Management’s Report on Internal Control Over Financial Reporting
Our management is responsible for establishing and maintaining adequate internal control over financial reporting
(as such term is defined in Rules 13a15(f) under the Exchange Act). Under the supervision and with the
participation of our management, including our Chairman and Chief Executive Officer and our Senior Vice
President and Chief Financial Officer, we conducted an evaluation of the effectiveness of our internal control over
financial reporting based on the framework in Internal ControlIntegrated Framework issued by the Committee of
Sponsoring Organizations of the Treadway Commission.
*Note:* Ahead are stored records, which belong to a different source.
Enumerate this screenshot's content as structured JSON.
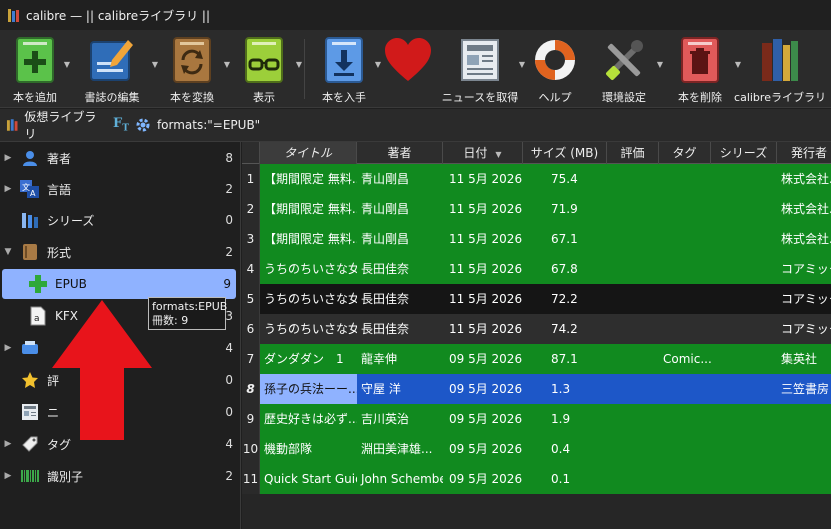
{
  "window": {
    "title": "calibre — || calibreライブラリ ||"
  },
  "colors": {
    "green_row": "#118a1f",
    "selected_row": "#1d57c8",
    "selected_cell": "#8fb2ff",
    "dark_row": "#151515",
    "sidebar_selected": "#8fb2ff",
    "arrow": "#e8141b"
  },
  "toolbar": [
    {
      "label": "本を追加",
      "icon": "add-book-icon"
    },
    {
      "label": "書誌の編集",
      "icon": "edit-metadata-icon"
    },
    {
      "label": "本を変換",
      "icon": "convert-book-icon"
    },
    {
      "label": "表示",
      "icon": "view-book-icon"
    },
    {
      "label": "本を入手",
      "icon": "get-books-icon"
    },
    {
      "label": "",
      "icon": "heart-icon"
    },
    {
      "label": "ニュースを取得",
      "icon": "fetch-news-icon"
    },
    {
      "label": "ヘルプ",
      "icon": "help-lifebuoy-icon"
    },
    {
      "label": "環境設定",
      "icon": "preferences-icon"
    },
    {
      "label": "本を削除",
      "icon": "remove-book-icon"
    },
    {
      "label": "calibreライブラリ",
      "icon": "library-icon"
    }
  ],
  "searchbar": {
    "virtual_library": "仮想ライブラリ",
    "ft_label": "F",
    "ft_sub": "T",
    "query": "formats:\"=EPUB\""
  },
  "sidebar": [
    {
      "label": "著者",
      "count": "8",
      "icon": "authors-icon",
      "expand": "▶"
    },
    {
      "label": "言語",
      "count": "2",
      "icon": "languages-icon",
      "expand": "▶"
    },
    {
      "label": "シリーズ",
      "count": "0",
      "icon": "series-icon",
      "expand": ""
    },
    {
      "label": "形式",
      "count": "2",
      "icon": "formats-icon",
      "expand": "▼"
    },
    {
      "label": "EPUB",
      "count": "9",
      "icon": "epub-plus-icon",
      "expand": "",
      "selected": true
    },
    {
      "label": "KFX",
      "count": "3",
      "icon": "kfx-icon",
      "expand": ""
    },
    {
      "label": "",
      "count": "4",
      "icon": "publisher-icon",
      "expand": "▶"
    },
    {
      "label": "評",
      "count": "0",
      "icon": "rating-star-icon",
      "expand": ""
    },
    {
      "label": "ニ",
      "count": "0",
      "icon": "news-icon",
      "expand": ""
    },
    {
      "label": "タグ",
      "count": "4",
      "icon": "tags-icon",
      "expand": "▶"
    },
    {
      "label": "識別子",
      "count": "2",
      "icon": "identifiers-icon",
      "expand": "▶"
    }
  ],
  "tooltip": {
    "line1": "formats:EPUB",
    "line2": "冊数: 9"
  },
  "table": {
    "columns": [
      "タイトル",
      "著者",
      "日付",
      "サイズ (MB)",
      "評価",
      "タグ",
      "シリーズ",
      "発行者"
    ],
    "rows": [
      {
        "n": "1",
        "title": "【期間限定 無料...",
        "author": "青山剛昌",
        "date": "11 5月 2026",
        "size": "75.4",
        "rating": "",
        "tags": "",
        "series": "",
        "publisher": "株式会社...",
        "style": "green"
      },
      {
        "n": "2",
        "title": "【期間限定 無料...",
        "author": "青山剛昌",
        "date": "11 5月 2026",
        "size": "71.9",
        "rating": "",
        "tags": "",
        "series": "",
        "publisher": "株式会社...",
        "style": "green"
      },
      {
        "n": "3",
        "title": "【期間限定 無料...",
        "author": "青山剛昌",
        "date": "11 5月 2026",
        "size": "67.1",
        "rating": "",
        "tags": "",
        "series": "",
        "publisher": "株式会社...",
        "style": "green"
      },
      {
        "n": "4",
        "title": "うちのちいさな女...",
        "author": "長田佳奈",
        "date": "11 5月 2026",
        "size": "67.8",
        "rating": "",
        "tags": "",
        "series": "",
        "publisher": "コアミックス",
        "style": "green"
      },
      {
        "n": "5",
        "title": "うちのちいさな女...",
        "author": "長田佳奈",
        "date": "11 5月 2026",
        "size": "72.2",
        "rating": "",
        "tags": "",
        "series": "",
        "publisher": "コアミックス",
        "style": "dark"
      },
      {
        "n": "6",
        "title": "うちのちいさな女...",
        "author": "長田佳奈",
        "date": "11 5月 2026",
        "size": "74.2",
        "rating": "",
        "tags": "",
        "series": "",
        "publisher": "コアミックス",
        "style": "gray"
      },
      {
        "n": "7",
        "title": "ダンダダン　1",
        "author": "龍幸伸",
        "date": "09 5月 2026",
        "size": "87.1",
        "rating": "",
        "tags": "Comic...",
        "series": "",
        "publisher": "集英社",
        "style": "green"
      },
      {
        "n": "8",
        "title": "孫子の兵法ーー...",
        "author": "守屋 洋",
        "date": "09 5月 2026",
        "size": "1.3",
        "rating": "",
        "tags": "",
        "series": "",
        "publisher": "三笠書房",
        "style": "selected"
      },
      {
        "n": "9",
        "title": "歴史好きは必ず...",
        "author": "吉川英治",
        "date": "09 5月 2026",
        "size": "1.9",
        "rating": "",
        "tags": "",
        "series": "",
        "publisher": "",
        "style": "green"
      },
      {
        "n": "10",
        "title": "機動部隊",
        "author": "淵田美津雄...",
        "date": "09 5月 2026",
        "size": "0.4",
        "rating": "",
        "tags": "",
        "series": "",
        "publisher": "",
        "style": "green"
      },
      {
        "n": "11",
        "title": "Quick Start Guide",
        "author": "John Schember",
        "date": "09 5月 2026",
        "size": "0.1",
        "rating": "",
        "tags": "",
        "series": "",
        "publisher": "",
        "style": "green"
      }
    ]
  }
}
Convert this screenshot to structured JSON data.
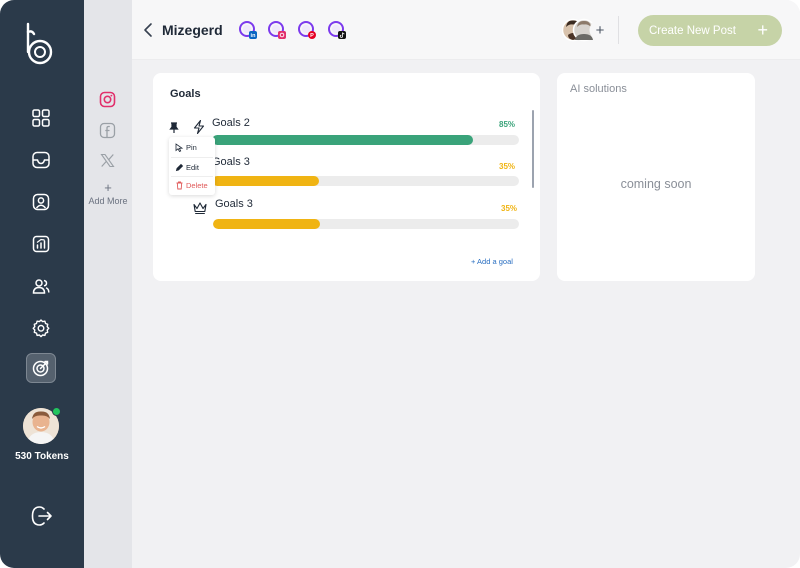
{
  "nav": {
    "items": [
      {
        "icon": "grid-icon"
      },
      {
        "icon": "inbox-icon"
      },
      {
        "icon": "contact-icon"
      },
      {
        "icon": "analytics-icon"
      },
      {
        "icon": "users-icon"
      },
      {
        "icon": "settings-icon"
      },
      {
        "icon": "target-icon",
        "active": true
      }
    ],
    "tokens": "530 Tokens"
  },
  "social": {
    "items": [
      "instagram-icon",
      "facebook-icon",
      "x-icon"
    ],
    "add_plus": "+",
    "add_more": "Add More"
  },
  "header": {
    "title": "Mizegerd",
    "accounts": [
      {
        "badge": "linkedin-icon",
        "color": "#0a66c2"
      },
      {
        "badge": "instagram-icon",
        "color": "#e1306c"
      },
      {
        "badge": "pinterest-icon",
        "color": "#e60023"
      },
      {
        "badge": "tiktok-icon",
        "color": "#111111"
      }
    ],
    "team_add": "+",
    "create_button": "Create New Post",
    "create_plus": "+"
  },
  "goals": {
    "title": "Goals",
    "items": [
      {
        "label": "Goals 2",
        "percent_text": "85%",
        "percent": 85,
        "color": "#3aa37a"
      },
      {
        "label": "Goals 3",
        "percent_text": "35%",
        "percent": 35,
        "color": "#f0b413"
      },
      {
        "label": "Goals 3",
        "percent_text": "35%",
        "percent": 35,
        "color": "#f0b413"
      }
    ],
    "add_goal": "+ Add a goal",
    "menu": {
      "pin": "Pin",
      "edit": "Edit",
      "delete": "Delete"
    }
  },
  "ai": {
    "title": "AI solutions",
    "status": "coming soon"
  }
}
Based on our evaluation under the framework in Internal
ControlIntegrated Framework, our management concluded that our internal control over financial reporting was
effective as of December 31, 2009.
We have excluded NextRx from the assessment of internal control over financial reporting as of December 31, 2009
because it was acquired by the Company in a purchase business combination during 2009. NextRx is a wholly-
owned subsidiary whose total assets and total revenues represent 32.0% and 5.5%, respectively, of the related
consolidated financial statement amounts as of and for the year ended December 31, 2009. The effectiveness of our
internal control over financial reporting as of December 31, 2009, has been audited by PricewaterhouseCoopers
LLP, an independent registered public accounting firm, as stated in their report which is set forth in Part II, Item 8 of
this annual report on Form 10-K.
Changes in Internal Control Over Financial Reporting
No change in our internal control over financial reporting (as defined in Rules 13a-15(f) and 15d-15(f)
under the Exchange Act) occurred during the quarter ended December 31, 2009 that has materially affected, or is
reasonably likely to materially affect, our internal control over financial reporting.